At the other end of the digital spectrum is the newly launched self-publishing platform MacGuffin, which is run by the not-for-profit UK publishing house Comma Press (macguffin.io, free). Comma Press has a long-established reputation as a leading publisher of new short fiction. It has published work by Deborah Levy, Toby Litt and Sara Maitland, among others, and championed work in translation from writers in Japan and throughout the Middle East.

The bar for MacGuffin, then, is set pretty high. The stories, poems and short non-fiction pieces can be searched by theme, trending tags, editors’ picks, or by user rating, which grades the creative contributions by a simple star system. This confronts the first-time user with the question of reliability again, but as the content is free and also short, it is easier to dip in and out of stories – indeed, MacGuffin even traces this data for users of the site, tracking the exact point at which readers lose interest.

Manchester writer Fat Roland is one discovery on MacGuffin. His short story Norway charts the disintegration of a relationship on a short trip that is meant to save it. It shifts between the plural (“We are not the kind of people that stick pins in maps”) and the second person singular (“You are full of shoulds”) as the couple arrive in Norway and “dig a hole and lie face down in the ground”.

The flash fiction form gives the central metaphor just enough room to breathe, and the conceit is both witty and emotionally affecting. The author’s own reading of the story, however, works less well. Writers using the site must provide an audio recording alongside their contributions, and not all of them are good readers of their own work.

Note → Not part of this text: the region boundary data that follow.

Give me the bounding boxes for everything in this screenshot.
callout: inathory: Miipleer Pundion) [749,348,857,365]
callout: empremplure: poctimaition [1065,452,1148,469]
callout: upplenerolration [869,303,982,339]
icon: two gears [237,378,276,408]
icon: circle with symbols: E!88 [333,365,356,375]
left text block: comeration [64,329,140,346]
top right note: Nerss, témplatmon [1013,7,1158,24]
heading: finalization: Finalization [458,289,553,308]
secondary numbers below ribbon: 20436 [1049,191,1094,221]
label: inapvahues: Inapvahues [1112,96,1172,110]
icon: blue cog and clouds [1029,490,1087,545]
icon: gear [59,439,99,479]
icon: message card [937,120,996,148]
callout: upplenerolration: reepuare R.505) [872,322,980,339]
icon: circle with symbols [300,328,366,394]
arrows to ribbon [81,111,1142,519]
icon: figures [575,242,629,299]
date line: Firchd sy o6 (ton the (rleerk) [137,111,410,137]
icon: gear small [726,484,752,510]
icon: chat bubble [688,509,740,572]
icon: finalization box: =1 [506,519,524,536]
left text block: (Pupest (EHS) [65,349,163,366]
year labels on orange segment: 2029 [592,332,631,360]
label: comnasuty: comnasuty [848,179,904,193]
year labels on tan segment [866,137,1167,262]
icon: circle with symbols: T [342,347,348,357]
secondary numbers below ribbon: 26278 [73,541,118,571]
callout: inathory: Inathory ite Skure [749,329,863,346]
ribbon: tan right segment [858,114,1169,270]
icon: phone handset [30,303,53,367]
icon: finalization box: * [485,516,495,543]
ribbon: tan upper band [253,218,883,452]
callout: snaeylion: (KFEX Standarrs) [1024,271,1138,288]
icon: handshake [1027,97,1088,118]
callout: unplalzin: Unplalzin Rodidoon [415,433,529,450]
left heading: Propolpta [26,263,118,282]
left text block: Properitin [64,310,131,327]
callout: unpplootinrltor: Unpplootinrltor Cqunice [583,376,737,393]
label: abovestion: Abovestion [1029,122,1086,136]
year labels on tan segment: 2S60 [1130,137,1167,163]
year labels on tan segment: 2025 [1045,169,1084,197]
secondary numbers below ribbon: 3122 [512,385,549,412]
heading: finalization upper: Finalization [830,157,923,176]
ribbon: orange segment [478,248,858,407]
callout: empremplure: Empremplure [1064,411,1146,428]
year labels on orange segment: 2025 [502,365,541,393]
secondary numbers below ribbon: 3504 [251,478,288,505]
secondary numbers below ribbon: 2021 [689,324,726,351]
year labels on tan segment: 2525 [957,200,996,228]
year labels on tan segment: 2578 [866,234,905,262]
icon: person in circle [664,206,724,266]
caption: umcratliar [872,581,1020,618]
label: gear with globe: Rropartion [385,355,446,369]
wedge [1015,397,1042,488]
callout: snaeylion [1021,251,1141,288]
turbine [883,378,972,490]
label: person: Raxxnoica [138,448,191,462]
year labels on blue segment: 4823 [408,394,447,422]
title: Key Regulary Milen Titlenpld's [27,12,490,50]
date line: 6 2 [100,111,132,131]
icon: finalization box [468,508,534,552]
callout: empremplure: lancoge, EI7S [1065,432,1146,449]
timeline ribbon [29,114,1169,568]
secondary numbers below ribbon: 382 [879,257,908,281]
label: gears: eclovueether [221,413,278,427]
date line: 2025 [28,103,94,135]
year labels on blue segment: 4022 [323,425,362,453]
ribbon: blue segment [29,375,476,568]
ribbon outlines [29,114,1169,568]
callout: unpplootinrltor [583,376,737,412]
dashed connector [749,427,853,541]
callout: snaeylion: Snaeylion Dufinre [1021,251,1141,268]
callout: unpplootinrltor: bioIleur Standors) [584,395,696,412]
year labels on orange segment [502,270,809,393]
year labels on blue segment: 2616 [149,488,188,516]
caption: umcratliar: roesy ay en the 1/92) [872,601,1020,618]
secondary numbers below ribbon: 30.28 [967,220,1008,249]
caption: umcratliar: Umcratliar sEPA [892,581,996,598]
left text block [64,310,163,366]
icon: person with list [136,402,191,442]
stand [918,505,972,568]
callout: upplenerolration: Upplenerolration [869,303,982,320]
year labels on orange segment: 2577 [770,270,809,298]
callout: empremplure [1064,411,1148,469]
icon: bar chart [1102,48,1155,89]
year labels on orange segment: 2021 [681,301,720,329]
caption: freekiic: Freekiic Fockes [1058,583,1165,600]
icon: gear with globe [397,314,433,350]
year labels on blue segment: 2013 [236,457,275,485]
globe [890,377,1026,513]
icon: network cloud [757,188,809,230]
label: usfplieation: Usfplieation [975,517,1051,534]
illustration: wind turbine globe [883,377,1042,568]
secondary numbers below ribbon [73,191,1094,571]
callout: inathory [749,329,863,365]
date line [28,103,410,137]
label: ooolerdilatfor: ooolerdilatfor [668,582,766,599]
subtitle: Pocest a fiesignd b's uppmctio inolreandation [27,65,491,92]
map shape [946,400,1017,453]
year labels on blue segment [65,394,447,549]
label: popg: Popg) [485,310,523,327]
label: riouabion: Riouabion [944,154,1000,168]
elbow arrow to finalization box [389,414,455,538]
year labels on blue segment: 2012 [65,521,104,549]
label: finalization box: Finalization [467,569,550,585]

Also on MacGuffin, Thijs de Boer’s Walking Urge, in a translation from the Dutch by Liz Waters, is written in a more contemplative style. Set in a mental institution, it offers an interior monologue by a patient as she navigates the circular corridors of the repurposed old folks’ home: “none of the nurses wanted to stand at the end of the corridor all the time to explain to the old people that this is the end. You can’t go any further. This is the end.”

It is a terrific, moving meditation on mental health from a writer who is yet to be published elsewhere in English. Hopefully, the exposure that MacGuffin gives her will boost her profile. As the Amazon model has proved, securing an audience by self-publishing is one route to developing a more traditional relationship with readers.